Local

Predicar con el ejemplo

El monopolio de la fuerza por parte del Estado es una de las características principales de la aparición y consolidación del Estado Moderno. Gracias a ello se supone que el Estado acaba con su uso arbitrario para proporcionarnos defensa y seguridad basadas en la justicia y la legalidad.

el 16 sep 2009 / 00:21 h.

El monopolio de la fuerza por parte del Estado es una de las características principales de la aparición y consolidación del Estado Moderno. Gracias a ello se supone que el Estado acaba con su uso arbitrario para proporcionarnos defensa y seguridad basadas en la justicia y la legalidad. Allí donde el Estado no llega surgen piratas, mafias o paraísos fiscales. Las mafias se apropian de las funciones del Estado: cobran tributos a cambio de seguridad, con la diferencia de que ellas no buscan necesariamente el bien común, ni sus dirigentes son elegidos con criterios democráticos de transparencia y garantías constitucionales. Por eso la mayor garantía democrática es que dispongamos de cuerpos y fuerzas de seguridad que nos defiendan a todos como partes integrantes que somos del Estado. El problema surge cuando a veces el monopolio de la fuerza que ostenta el Estado se realiza de forma arbitraria y totalitaria.

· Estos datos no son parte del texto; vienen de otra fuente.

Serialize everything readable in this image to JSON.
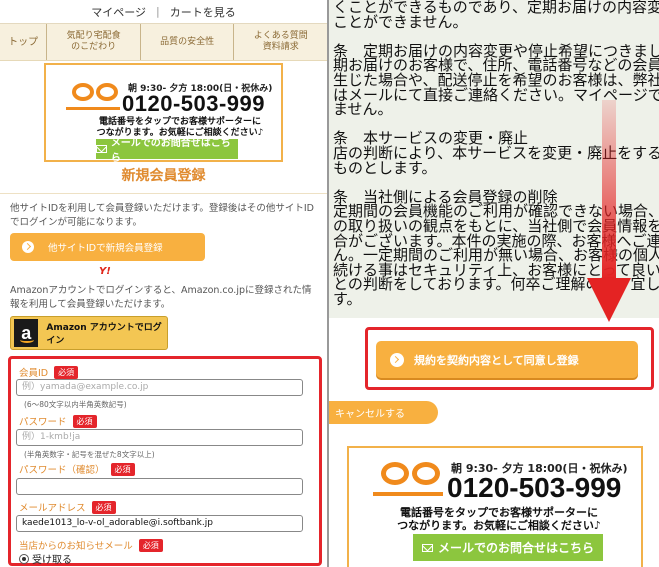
{
  "left": {
    "topnav": {
      "mypage": "マイページ",
      "sep": "|",
      "cart": "カートを見る"
    },
    "catnav": [
      {
        "line1": "トップ",
        "line2": ""
      },
      {
        "line1": "気配り宅配食",
        "line2": "のこだわり"
      },
      {
        "line1": "品質の安全性",
        "line2": ""
      },
      {
        "line1": "よくある質問",
        "line2": "資料請求"
      }
    ],
    "phone": {
      "hours": "朝 9:30- 夕方 18:00(日・祝休み)",
      "number": "0120-503-999",
      "note1": "電話番号をタップでお客様サポーターに",
      "note2": "つながります。お気軽にご相談ください♪",
      "mail_label": "メールでのお問合せはこちら"
    },
    "registration_title": "新規会員登録",
    "other_site_text": "他サイトIDを利用して会員登録いただけます。登録後はその他サイトIDでログインが可能になります。",
    "other_site_button": "他サイトIDで新規会員登録",
    "yahoo_logo": "Y!",
    "amazon_text": "Amazonアカウントでログインすると、Amazon.co.jpに登録された情報を利用して会員登録いただけます。",
    "amazon_icon_letter": "a",
    "amazon_button": "Amazon アカウントでログイン",
    "form": {
      "member_id_label": "会員ID",
      "required": "必須",
      "member_id_placeholder": "例）yamada@example.co.jp",
      "member_id_hint": "(6～80文字以内半角英数記号)",
      "password_label": "パスワード",
      "password_placeholder": "例）1-kmb!ja",
      "password_hint": "(半角英数字・記号を混ぜた8文字以上)",
      "password_confirm_label": "パスワード（確認）",
      "email_label": "メールアドレス",
      "email_value": "kaede1013_lo-v-ol_adorable@i.softbank.jp",
      "newsletter_label": "当店からのお知らせメール",
      "newsletter_option": "受け取る"
    }
  },
  "right": {
    "terms_lines": [
      "くことができるものであり、定期お届けの内容変更",
      "ことができません。",
      "",
      "条　定期お届けの内容変更や停止希望につきまして",
      "期お届けのお客様で、住所、電話番号などの会員情報",
      "生じた場合や、配送停止を希望のお客様は、弊社まで電",
      "はメールにて直接ご連絡ください。マイページでの変更",
      "ません。",
      "",
      "条　本サービスの変更・廃止",
      "店の判断により、本サービスを変更・廃止をすること",
      "ものとします。",
      "",
      "条　当社側による会員登録の削除",
      "定期間の会員機能のご利用が確認できない場合、弊社",
      "の取り扱いの観点をもとに、当社側で会員情報を削除を",
      "合がございます。本件の実施の際、お客様へご連絡は行",
      "ん。一定期間のご利用が無い場合、お客様の個人情報を",
      "続ける事はセキュリティ上、お客様にとって良い環境で",
      "との判断をしております。何卒ご理解の程、宜しくお願",
      "す。"
    ],
    "agree_button": "規約を契約内容として同意し登録",
    "cancel_button": "キャンセルする",
    "phone": {
      "hours": "朝 9:30- 夕方 18:00(日・祝休み)",
      "number": "0120-503-999",
      "note1": "電話番号をタップでお客様サポーターに",
      "note2": "つながります。お気軽にご相談ください♪",
      "mail_label": "メールでのお問合せはこちら"
    }
  },
  "colors": {
    "accent_orange": "#f8b040",
    "highlight_red": "#e4252b",
    "mail_green": "#8cc63e",
    "label_orange": "#e08b2f"
  }
}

En un pasado aún muy reciente la policía española no protegía a todos sino sólo a una parte de los españoles y abusaba de su poder frente a la otra parte. Conozco a muchas personas que aún se ponen nerviosas cuando ven a un guardia civil o un policía sólo por culpa de la violencia injustificada de la que ellos mismos o personas allegadas fueron víctimas en su juventud.

La arbitrariedad policial debería haber desaparecido porque afortunadamente ya vivimos en un Estado de Derecho pero, desgraciadamente, todavía se producen casos lamentables que deben ser denunciados para que puedan desaparecer para siempre. Sin ir más lejos, en Sevilla se están sucediendo últimamente denuncias sobre abusos policiales.

Mientras escribo estas letras, se estará celebrando en las puertas de los juzgados sevillanos una concentración en contra de esos abusos coincidiendo con el juicio por atentado a la autoridad de un investigador de mi universidad, al que le piden penas que van de 1 a 3 años de prisión. Según la versión del imputado, cuando volvía por la noche a su casa en una bicicleta alquilada de SEVICI, un coche le adelantó y se le paró justo delante, bajándose de allí un hombre que se dirigió hacia él sin ninguna identificación. Asustado, dejó caer la bicicleta y salió corriendo en dirección contraria. Unos metros después, el hombre lo alcanzó, lo tiró al suelo y comenzó a golpearlo. Enseguida llegó otra persona que también le golpeó antes de que le bloquearan los brazos con unas esposas y comenzaran a insultar al agredido insinuando que había robado la bicicleta, a pesar de que luego pudo enseñarles el carnet de Sevici. Sólo en ese momento, nuestro compañero fue consciente de que esas dos personas eran policías secretas.

Según su versión de los hechos, los policías no se identificaron como tales, ni le dieron el alto. En cambio, éstos protegen su actuación declarando que sí le dieron el alto, que le enseñaron la placa y que el acusado les tiró la bicicleta encima. Si la versión de los hechos del investigador de nuestra universidad es cierta, y yo no tengo motivos para pensar que no lo sea, deberíamos plantearnos seriamente por qué se están produciendo estos hechos que llevan a sentar en el banquillo como delincuentes a personas que no han cometido hechos que objetivamente puedan ser considerados como delictivos. Y tendríamos que preguntarnos sobre qué puede estar pasando para que personas normales sientan miedo en lugar de seguridad ante quienes tienen el deber de protegerlas. La democracia convive muy mal con la inseguridad y el miedo. La historia nos muestra multitud de casos en los que quienes han querido debilitarla o acabar con ella han empezado simplemente por generarlos artificialmente en la población para que ésta reclame así medidas extraordinarias al margen de las leyes democráticas.